# Gmail won't stop showing me the "what's new" message



## cmdixon (Jun 13, 2011)

Ever since I updated to the latest version of gmail the other day, I get the "what's new" notice every time I go in to gmail. Is this happening to anyone else? Is there a way to stop it?

Not sure if it matters, but I'm running LGB v 0.09. Thanks!


----------



## razorloves (Jun 7, 2011)

cmdixon said:


> Ever since I updated to the latest version of gmail the other day, I get the "what's new" notice every time I go in to gmail. Is this happening to anyone else? Is there a way to stop it?
> 
> Not sure if it matters, but I'm running LGB v 0.09. Thanks!

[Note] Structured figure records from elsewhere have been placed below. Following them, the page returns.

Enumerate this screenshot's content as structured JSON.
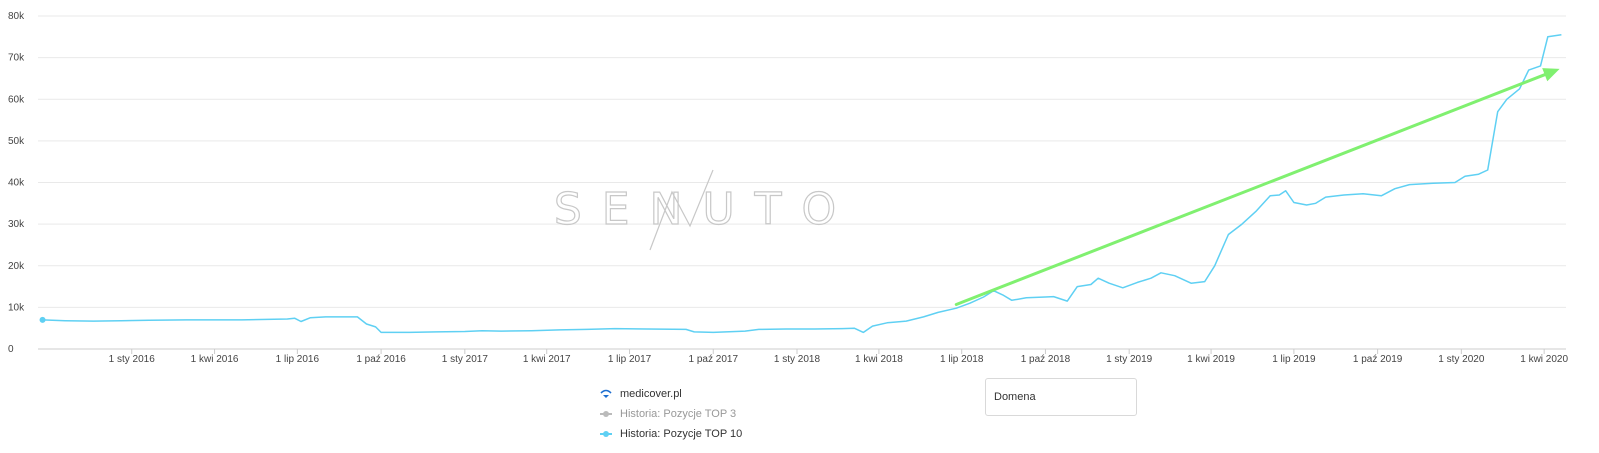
{
  "chart_data": {
    "type": "line",
    "title": "",
    "xlabel": "",
    "ylabel": "",
    "ylim": [
      0,
      80000
    ],
    "xlim": [
      "2015-09-20",
      "2020-04-25"
    ],
    "y_ticks": [
      0,
      10000,
      20000,
      30000,
      40000,
      50000,
      60000,
      70000,
      80000
    ],
    "y_tick_labels": [
      "0",
      "10k",
      "20k",
      "30k",
      "40k",
      "50k",
      "60k",
      "70k",
      "80k"
    ],
    "x_ticks": [
      {
        "date": "2016-01-01",
        "label": "1 sty 2016"
      },
      {
        "date": "2016-04-01",
        "label": "1 kwi 2016"
      },
      {
        "date": "2016-07-01",
        "label": "1 lip 2016"
      },
      {
        "date": "2016-10-01",
        "label": "1 paź 2016"
      },
      {
        "date": "2017-01-01",
        "label": "1 sty 2017"
      },
      {
        "date": "2017-04-01",
        "label": "1 kwi 2017"
      },
      {
        "date": "2017-07-01",
        "label": "1 lip 2017"
      },
      {
        "date": "2017-10-01",
        "label": "1 paź 2017"
      },
      {
        "date": "2018-01-01",
        "label": "1 sty 2018"
      },
      {
        "date": "2018-04-01",
        "label": "1 kwi 2018"
      },
      {
        "date": "2018-07-01",
        "label": "1 lip 2018"
      },
      {
        "date": "2018-10-01",
        "label": "1 paź 2018"
      },
      {
        "date": "2019-01-01",
        "label": "1 sty 2019"
      },
      {
        "date": "2019-04-01",
        "label": "1 kwi 2019"
      },
      {
        "date": "2019-07-01",
        "label": "1 lip 2019"
      },
      {
        "date": "2019-10-01",
        "label": "1 paź 2019"
      },
      {
        "date": "2020-01-01",
        "label": "1 sty 2020"
      },
      {
        "date": "2020-04-01",
        "label": "1 kwi 2020"
      }
    ],
    "grid": true,
    "series": [
      {
        "name": "Historia: Pozycje TOP 10",
        "color": "#5fd0f3",
        "points": [
          [
            "2015-09-25",
            7000
          ],
          [
            "2015-10-20",
            6800
          ],
          [
            "2015-11-20",
            6700
          ],
          [
            "2015-12-20",
            6800
          ],
          [
            "2016-01-20",
            6900
          ],
          [
            "2016-03-01",
            7000
          ],
          [
            "2016-05-01",
            7000
          ],
          [
            "2016-06-20",
            7200
          ],
          [
            "2016-06-28",
            7400
          ],
          [
            "2016-07-05",
            6600
          ],
          [
            "2016-07-15",
            7500
          ],
          [
            "2016-08-01",
            7700
          ],
          [
            "2016-09-05",
            7700
          ],
          [
            "2016-09-15",
            6000
          ],
          [
            "2016-09-25",
            5300
          ],
          [
            "2016-10-01",
            4000
          ],
          [
            "2016-11-01",
            4000
          ],
          [
            "2016-12-01",
            4100
          ],
          [
            "2017-01-01",
            4200
          ],
          [
            "2017-01-20",
            4400
          ],
          [
            "2017-02-10",
            4300
          ],
          [
            "2017-03-15",
            4400
          ],
          [
            "2017-04-15",
            4600
          ],
          [
            "2017-05-15",
            4700
          ],
          [
            "2017-06-15",
            4900
          ],
          [
            "2017-07-20",
            4800
          ],
          [
            "2017-09-01",
            4700
          ],
          [
            "2017-09-10",
            4100
          ],
          [
            "2017-10-01",
            4000
          ],
          [
            "2017-11-05",
            4300
          ],
          [
            "2017-11-20",
            4700
          ],
          [
            "2017-12-20",
            4800
          ],
          [
            "2018-01-20",
            4800
          ],
          [
            "2018-02-20",
            4900
          ],
          [
            "2018-03-05",
            5000
          ],
          [
            "2018-03-15",
            4000
          ],
          [
            "2018-03-25",
            5500
          ],
          [
            "2018-04-10",
            6300
          ],
          [
            "2018-05-01",
            6700
          ],
          [
            "2018-05-20",
            7700
          ],
          [
            "2018-06-05",
            8800
          ],
          [
            "2018-06-25",
            9800
          ],
          [
            "2018-07-10",
            11000
          ],
          [
            "2018-07-25",
            12500
          ],
          [
            "2018-08-05",
            14000
          ],
          [
            "2018-08-15",
            13000
          ],
          [
            "2018-08-25",
            11700
          ],
          [
            "2018-09-10",
            12300
          ],
          [
            "2018-10-01",
            12500
          ],
          [
            "2018-10-10",
            12600
          ],
          [
            "2018-10-25",
            11500
          ],
          [
            "2018-11-05",
            15000
          ],
          [
            "2018-11-20",
            15500
          ],
          [
            "2018-11-28",
            17000
          ],
          [
            "2018-12-10",
            15800
          ],
          [
            "2018-12-25",
            14700
          ],
          [
            "2019-01-10",
            16000
          ],
          [
            "2019-01-25",
            17000
          ],
          [
            "2019-02-05",
            18300
          ],
          [
            "2019-02-20",
            17600
          ],
          [
            "2019-03-10",
            15800
          ],
          [
            "2019-03-25",
            16200
          ],
          [
            "2019-04-05",
            20000
          ],
          [
            "2019-04-20",
            27500
          ],
          [
            "2019-05-05",
            30000
          ],
          [
            "2019-05-20",
            33000
          ],
          [
            "2019-06-05",
            36800
          ],
          [
            "2019-06-15",
            37000
          ],
          [
            "2019-06-22",
            38000
          ],
          [
            "2019-07-01",
            35200
          ],
          [
            "2019-07-15",
            34600
          ],
          [
            "2019-07-25",
            35000
          ],
          [
            "2019-08-05",
            36500
          ],
          [
            "2019-08-25",
            37000
          ],
          [
            "2019-09-15",
            37300
          ],
          [
            "2019-10-05",
            36800
          ],
          [
            "2019-10-20",
            38500
          ],
          [
            "2019-11-05",
            39500
          ],
          [
            "2019-12-01",
            39800
          ],
          [
            "2019-12-25",
            40000
          ],
          [
            "2020-01-05",
            41500
          ],
          [
            "2020-01-20",
            42000
          ],
          [
            "2020-01-30",
            43000
          ],
          [
            "2020-02-10",
            57000
          ],
          [
            "2020-02-20",
            60000
          ],
          [
            "2020-03-05",
            62500
          ],
          [
            "2020-03-15",
            67000
          ],
          [
            "2020-03-28",
            68000
          ],
          [
            "2020-04-05",
            75000
          ],
          [
            "2020-04-20",
            75500
          ]
        ]
      }
    ],
    "annotations": {
      "trend_arrow": {
        "color": "#80f070",
        "from": [
          "2018-06-25",
          10700
        ],
        "to": [
          "2020-04-18",
          67300
        ]
      }
    }
  },
  "watermark": "SENUTO",
  "legend": {
    "domain_label": "medicover.pl",
    "items": [
      {
        "label": "Historia: Pozycje TOP 3",
        "color": "#bbbbbb"
      },
      {
        "label": "Historia: Pozycje TOP 10",
        "color": "#5fd0f3"
      }
    ]
  },
  "domain_input": {
    "placeholder": "Domena"
  }
}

didnt happen to me. try clearing the data on gmail. You can do this by going to Settings-Applications-Manage Applications


----------



## Guest (Jul 31, 2011)

A lot of people are experiencing issues with Gmail 2.3.5. I'm not upgrading to it for some time since the previous update is perfectly stable. If clearing data doesn't work, I recommend just going back to the previous one for the time being.


----------



## cmdixon (Jun 13, 2011)

Clearing data didn't did fix the problem. Thanks for the suggestion though. How can I go back to the previous version?


----------



## Jmoney4769 (Jun 7, 2011)

"cmdixon said:


> Clearing data didn't did fix the problem. Thanks for the suggestion though. How can I go back to the previous version?


Search for it on 4shared.com maybe?


----------



## razorloves (Jun 7, 2011)

cmdixon said:


> Clearing data didn't did fix the problem. Thanks for the suggestion though. How can I go back to the previous version?


uninstall your current one, and use this one http://forum.xda-developers.com/showthread.php?t=1091566


----------



## cmdixon (Jun 13, 2011)

Well, i had trouble with the link on xda, so I decided to just install the one from the market again. That seems to have fixed my problem. Thanks for all the help.


----------



## BrutalSauce (Jun 7, 2011)

Well thats good. I wasnt having the problem, but if this kinda stuff happens i usually will just uninstall the program and reinstall it. It usually will fix the problem.


----------